I am presently having trouble with installing NT 4 on a machine that is currently running Win 95. The install informs me that I have not corectly setup/formatted the hard drive for NT.
Is this to do with partitions?
Your Windows 95 partition is formatted to FAT32. Windows NT cannot read FAT32 partitions (although I believe that there are 3rd-party utilities that allow this).
The best solution is to repartition the drive, assuming there is enough space, into 2 or 3 partitions:
Partition 1: FAT 16. Run fdisk, and do NOT enable large hard drive support. NT will handle its own partition, so don't worry about losing drive space - you won't. Make this a small partition, 300 Mb is ample, more if you like.
Partition 2: FAT 32 (if desired. Remember that NT cannot read FAT 32 partitions.)Run fidsk and enable large hard drive support.

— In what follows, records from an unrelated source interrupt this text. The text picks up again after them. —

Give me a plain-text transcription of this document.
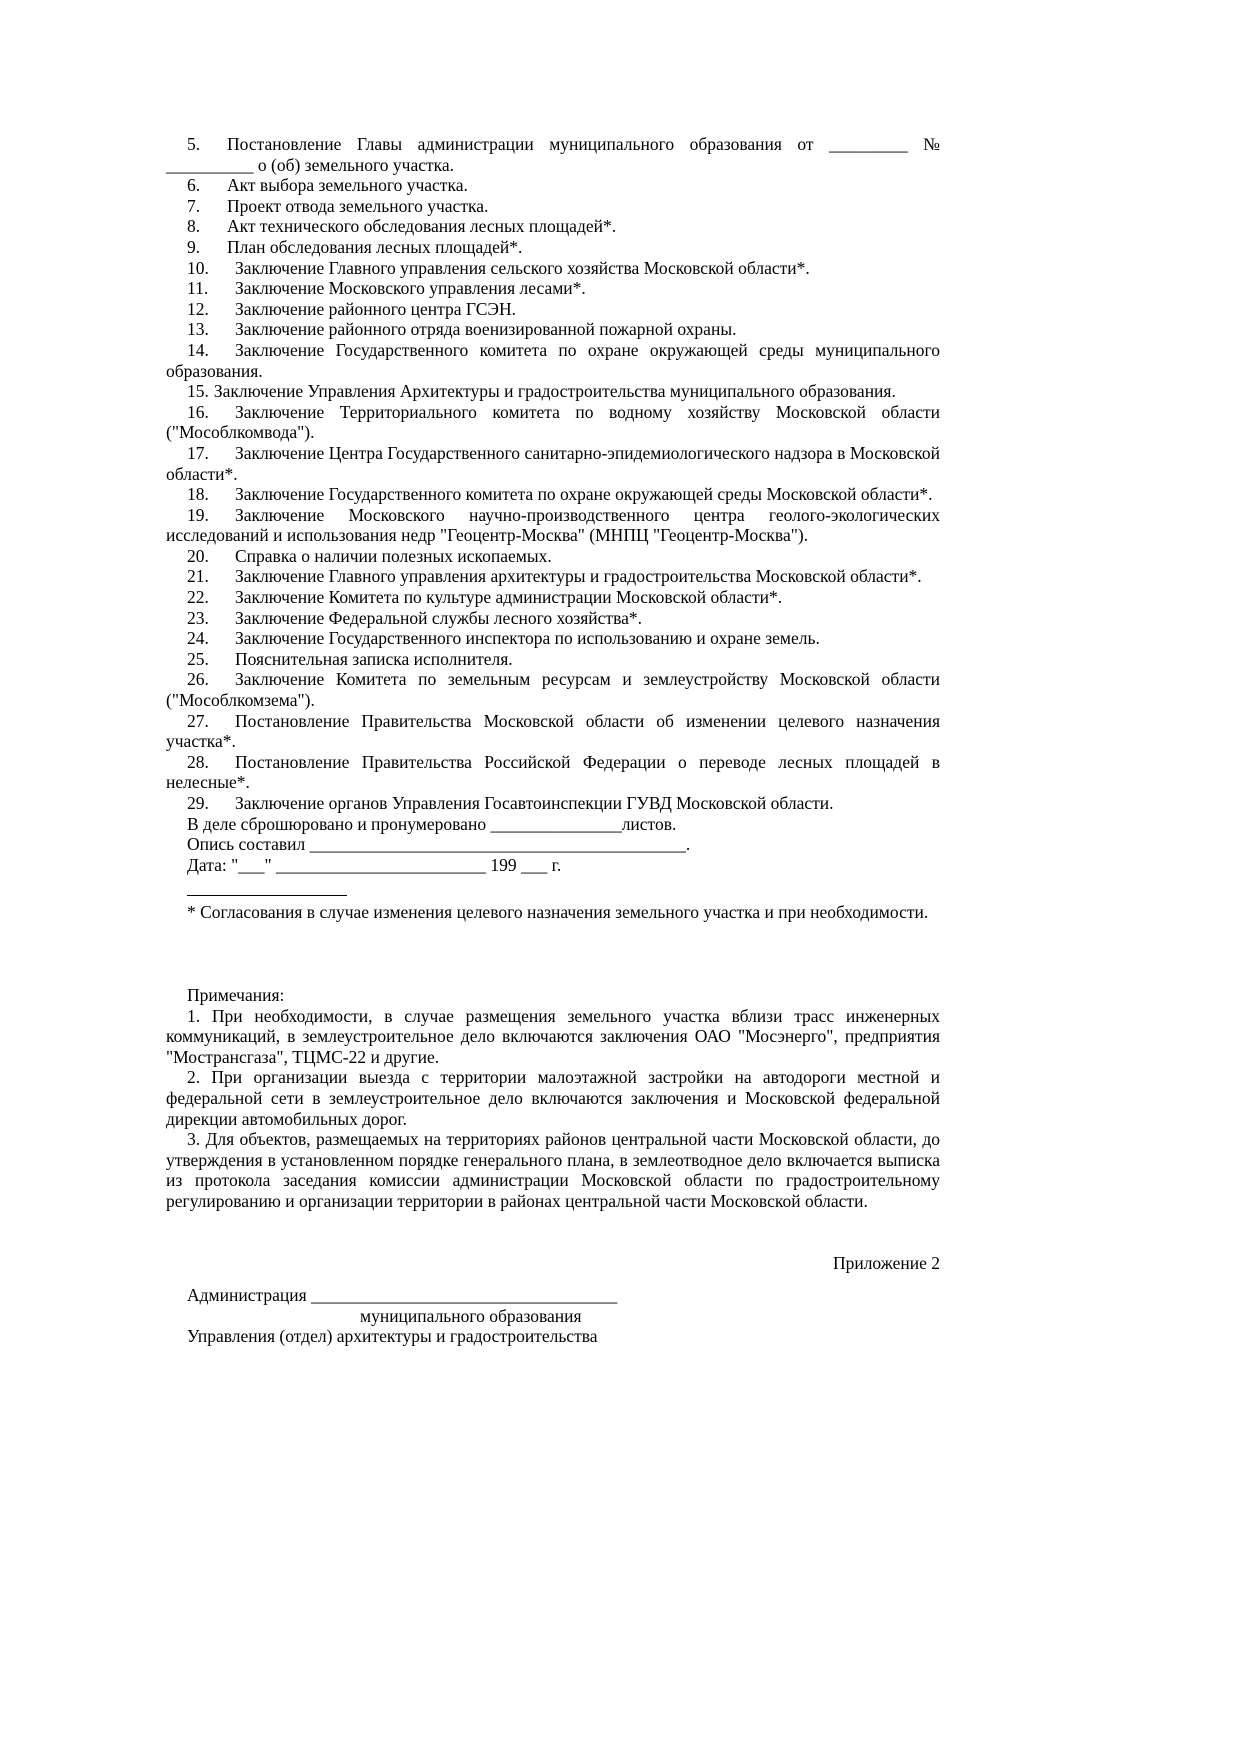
5. Постановление Главы администрации муниципального образования от _________ № __________ о (об) земельного участка.

6. Акт выбора земельного участка.

7. Проект отвода земельного участка.

8. Акт технического обследования лесных площадей*.

9. План обследования лесных площадей*.

10. Заключение Главного управления сельского хозяйства Московской области*.

11. Заключение Московского управления лесами*.

12. Заключение районного центра ГСЭН.

13. Заключение районного отряда военизированной пожарной охраны.

14. Заключение Государственного комитета по охране окружающей среды муниципального образования.

15. Заключение Управления Архитектуры и градостроительства муниципального образования.

16. Заключение Территориального комитета по водному хозяйству Московской области ("Мособлкомвода").

17. Заключение Центра Государственного санитарно-эпидемиологического надзора в Московской области*.

18. Заключение Государственного комитета по охране окружающей среды Московской области*.

19. Заключение Московского научно-производственного центра геолого-экологических исследований и использования недр "Геоцентр-Москва" (МНПЦ "Геоцентр-Москва").

20. Справка о наличии полезных ископаемых.

21. Заключение Главного управления архитектуры и градостроительства Московской области*.

22. Заключение Комитета по культуре администрации Московской области*.

23. Заключение Федеральной службы лесного хозяйства*.

24. Заключение Государственного инспектора по использованию и охране земель.

25. Пояснительная записка исполнителя.

26. Заключение Комитета по земельным ресурсам и землеустройству Московской области ("Мособлкомзема").

27. Постановление Правительства Московской области об изменении целевого назначения участка*.

28. Постановление Правительства Российской Федерации о переводе лесных площадей в нелесные*.

29. Заключение органов Управления Госавтоинспекции ГУВД Московской области.

В деле сброшюровано и пронумеровано _______________листов.

Опись составил ___________________________________________.

Дата: "___" ________________________ 199 ___ г.

* Согласования в случае изменения целевого назначения земельного участка и при необходимости.

Примечания:

1. При необходимости, в случае размещения земельного участка вблизи трасс инженерных коммуникаций, в землеустроительное дело включаются заключения ОАО "Мосэнерго", предприятия "Мострансгаза", ТЦМС-22 и другие.

2. При организации выезда с территории малоэтажной застройки на автодороги местной и федеральной сети в землеустроительное дело включаются заключения и Московской федеральной дирекции автомобильных дорог.

3. Для объектов, размещаемых на территориях районов центральной части Московской области, до утверждения в установленном порядке генерального плана, в землеотводное дело включается выписка из протокола заседания комиссии администрации Московской области по градостроительному регулированию и организации территории в районах центральной части Московской области.

Приложение 2

Администрация ___________________________________

муниципального образования

Управления (отдел) архитектуры и градостроительства
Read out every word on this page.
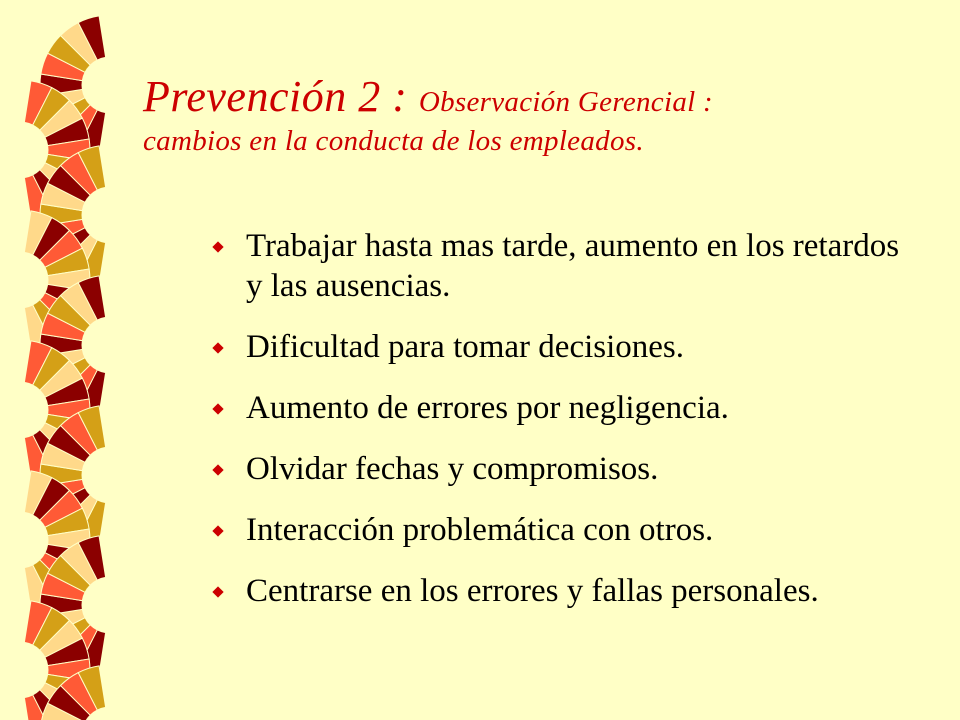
Prevención 2 : Observación Gerencial :
cambios en la conducta de los empleados.
Trabajar hasta mas tarde, aumento en los retardos y las ausencias.
Dificultad para tomar decisiones.
Aumento de errores por negligencia.
Olvidar fechas y compromisos.
Interacción problemática con otros.
Centrarse en los errores y fallas personales.
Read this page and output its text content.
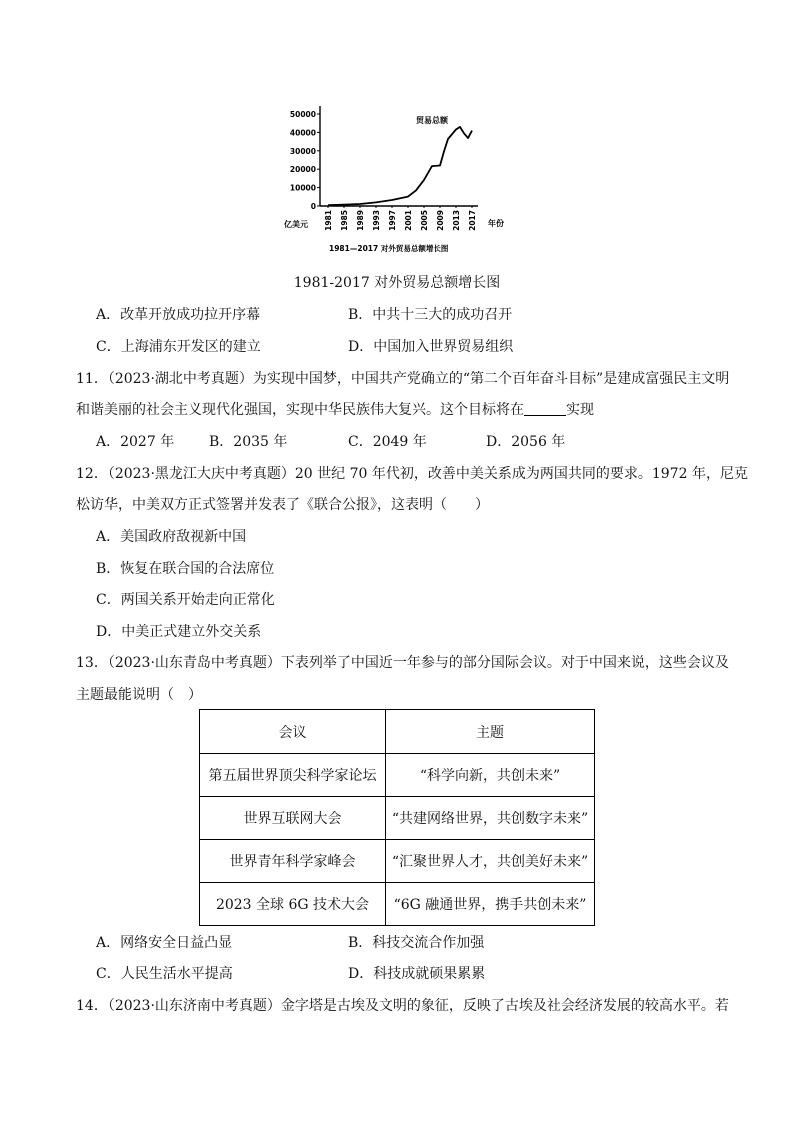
0
10000
20000
30000
40000
50000
1981 1985 1989 1993 1997 2001 2005 2009 2013 2017
贸易总额
亿美元	年份
1981—2017 对外贸易总额增长图
1981-2017 对外贸易总额增长图
A．改革开放成功拉开序幕	B．中共十三大的成功召开
C．上海浦东开发区的建立	D．中国加入世界贸易组织
11．（2023·湖北中考真题）为实现中国梦，中国共产党确立的“第二个百年奋斗目标”是建成富强民主文明
和谐美丽的社会主义现代化强国，实现中华民族伟大复兴。这个目标将在	实现
A．2027 年 B．2035 年	C．2049 年	D．2056 年
12．（2023·黑龙江大庆中考真题）20 世纪 70 年代初，改善中美关系成为两国共同的要求。1972 年，尼克
松访华，中美双方正式签署并发表了《联合公报》，这表明（　　）
A．美国政府敌视新中国
B．恢复在联合国的合法席位
C．两国关系开始走向正常化
D．中美正式建立外交关系
13．（2023·山东青岛中考真题）下表列举了中国近一年参与的部分国际会议。对于中国来说，这些会议及
主题最能说明（　）
会议	主题
第五届世界顶尖科学家论坛	“科学向新，共创未来”
世界互联网大会	“共建网络世界，共创数字未来”
世界青年科学家峰会	“汇聚世界人才，共创美好未来”
2023 全球 6G 技术大会	“6G 融通世界，携手共创未来”
A．网络安全日益凸显	B．科技交流合作加强
C．人民生活水平提高	D．科技成就硕果累累
14．（2023·山东济南中考真题）金字塔是古埃及文明的象征，反映了古埃及社会经济发展的较高水平。若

Partition 3: Do not create.
Install Windows 95 to the 2nd partition.
Install NT, and allow it to create its own partition in the remaining unpartitioned space. If you format this partition NTFS, Windows 95 will not be able to access it (again, there are 3rd-party utilities to get around this, but I generally do not use them.).
You should find this creates a perfectly useable dual-booting system, although you will need to install each application twice, once for each operating system.
There are more elegant ways of doing this, but the way I have described is the easiest and most likely to produce a successful result with little effort.